Christian Sohler, Dortmund


Fast l_p Regression in a Data Stream (joint work with David Woodruff, IBM Almaden)

Abstract:
Linear regression analysis is a basic statistical method to study linear dependencies between variables in the presence of noise, arising, for example, from experimental measurements. In the standard setting we have one dependent variable $Y$, which is assumed to be linearly dependent from a set of observed variables $X_0,\dots, X_m$. Typically, one assumes that
$$ Y= \beta_0 + \beta_1 X_1 + \dots \beta_m X_m + \epsilon, $$
where $\epsilon$ is assumed to be a noise variable. The input of a regression problem is a set of $n$ observations $(b_i, a_i)$ of the pair $(Y,X)$. We will summarize the $a_i$ to form a matrix $A$ whose $i$-th row is $(1,a_i)$ and the $b_i$ to form a vector $b$. The problem is then to determine the values of the $\beta_i$ that explain the data the best way.
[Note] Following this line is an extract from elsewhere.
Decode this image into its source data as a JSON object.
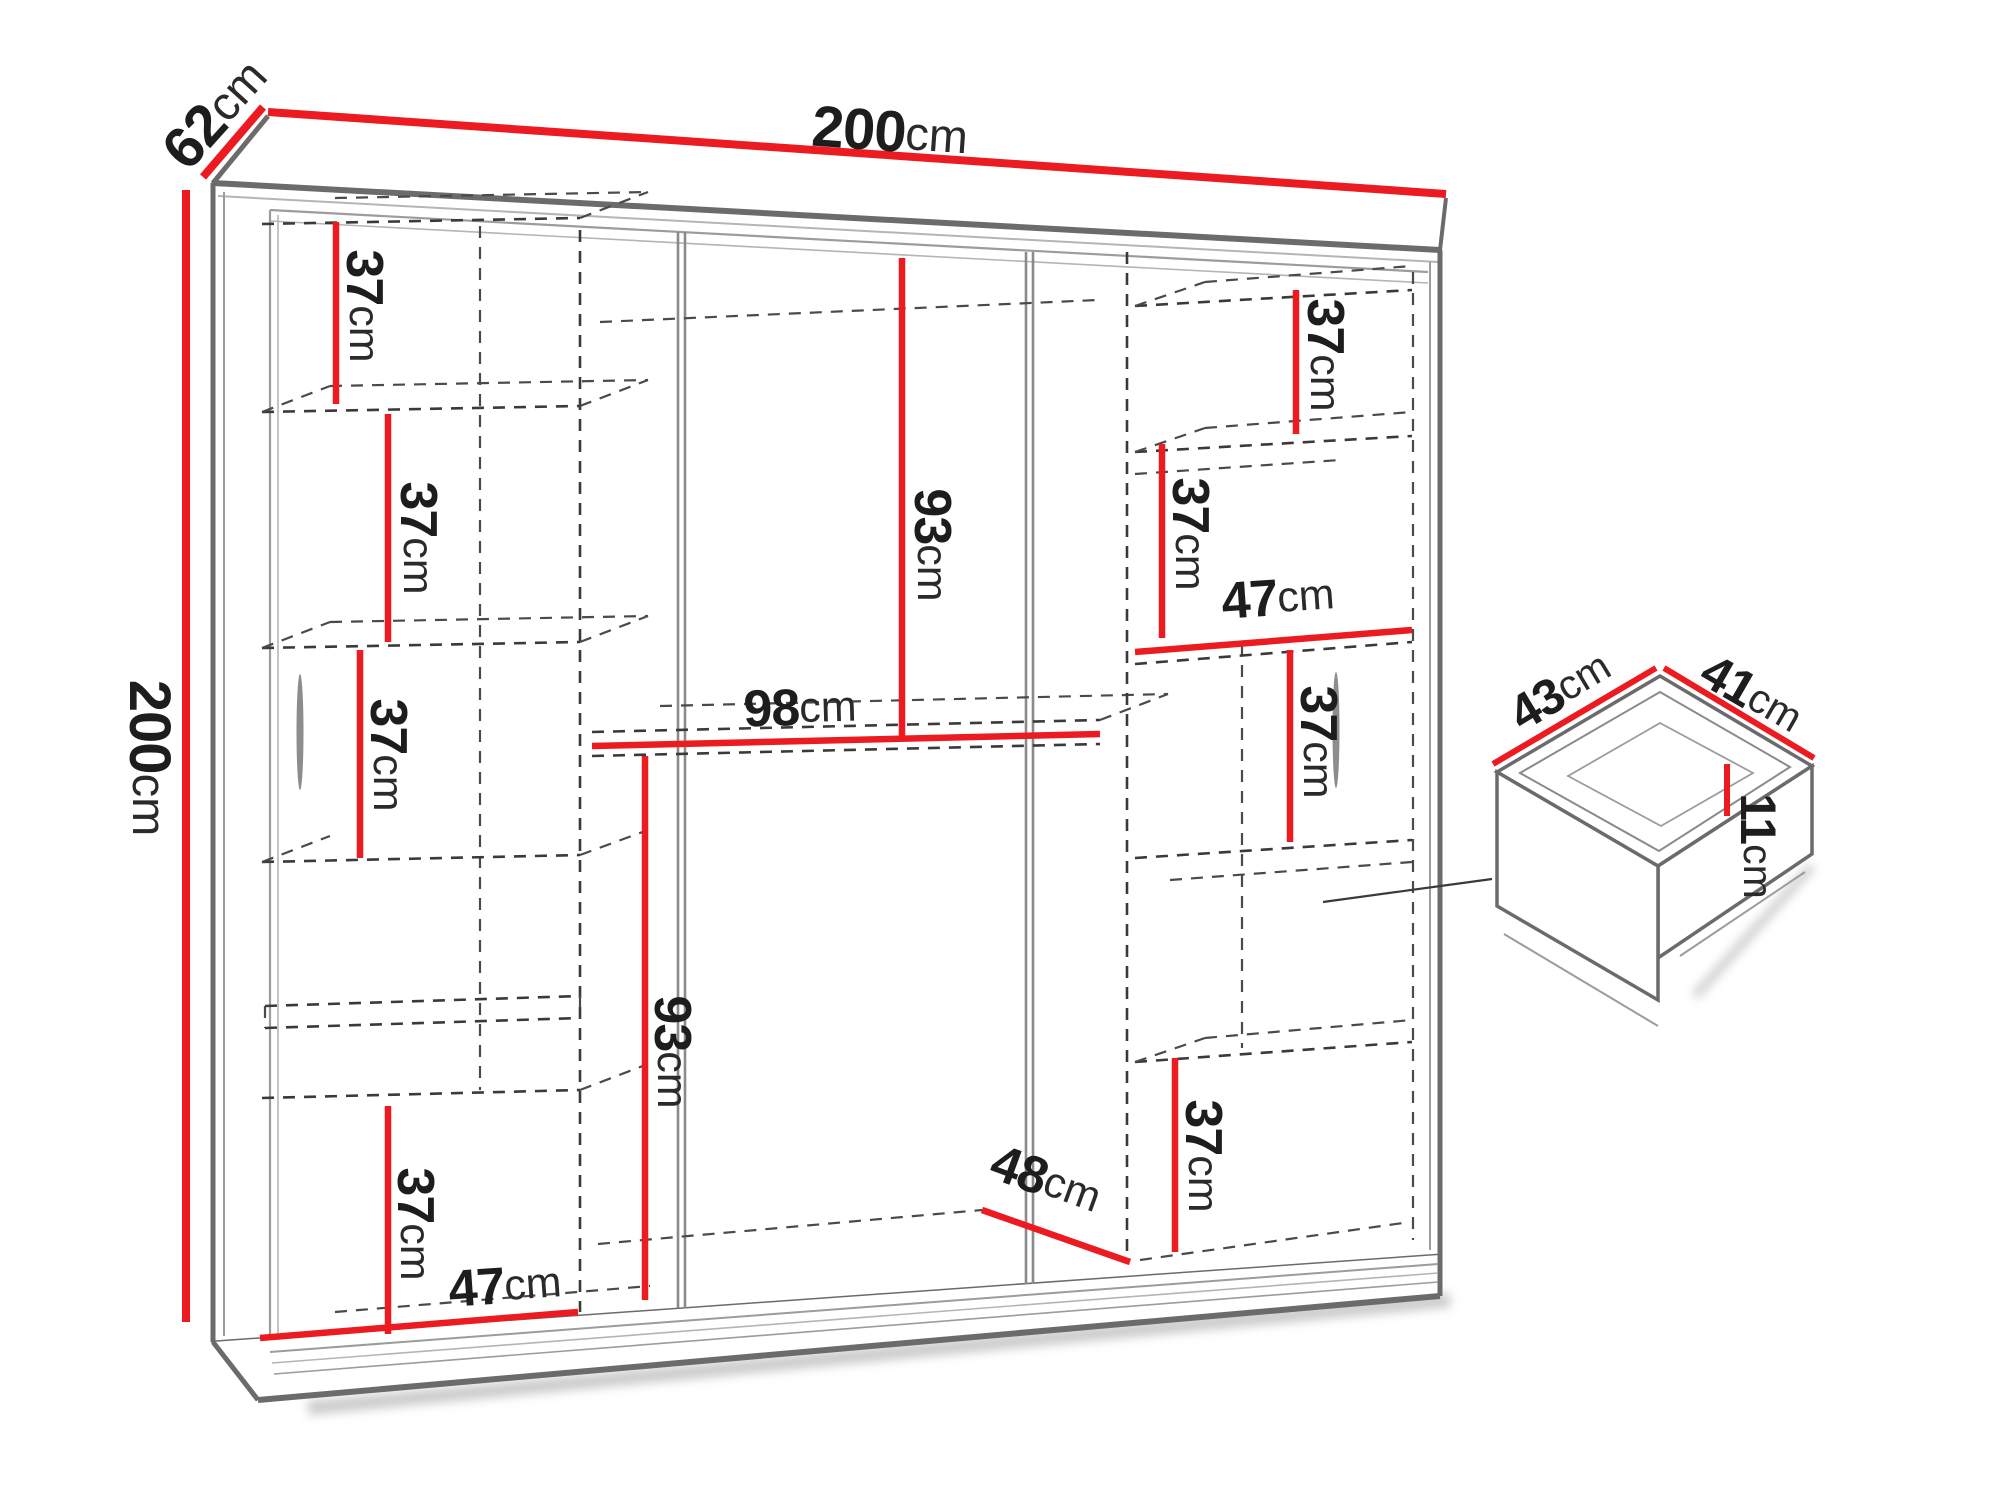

One standard model is $l_2$-regression, where $\epsilon$ is assumed to be Gaussian and one tries to maximize the log-likelihood of the observed data, i.e., one minimizes $\| A\beta -b\|_2$. Other popular variants of regression analysis include $\ell_p$-regression, where one tries to minimize $\|A\beta-b\|_p$ for some $p$, $1\le p < 2$ with the special case $p=1$ also being called \emph{least absolute deviation} (LAD) regression.

In this talk we will study the $\ell_p$-regression problem, $1 \le p <2$, in the general turnstile model for data streams, i.e., we assume that the stream consists of a sequence of updates to the matrix $A$ and the vector $b$, where each update specifies an entry in $A$ or $b$ and the amount of the update. We show that the heavily overconstraint version of the problem, i.e. n>>m, can be approximated within a factor of (1+eps) in poly(m, 1/eps, log n) space and time per update.



Colloquium - 16:00

Alexander Souza, Berlin


SRPT is 1.86-competitive for Completion Time Scheduling

Abstract:
We consider classical multiprocessor scheduling, where preemptible jobs arrive over time and the objective is to minimize the total completion time. It is well known that the SRPT (Shortest Remaining Processing Time) algorithm is 2-competitive, but the bound was not further improved for 15 years. We break the barrier of 2 by showing that SRPT is 1.86-competitive.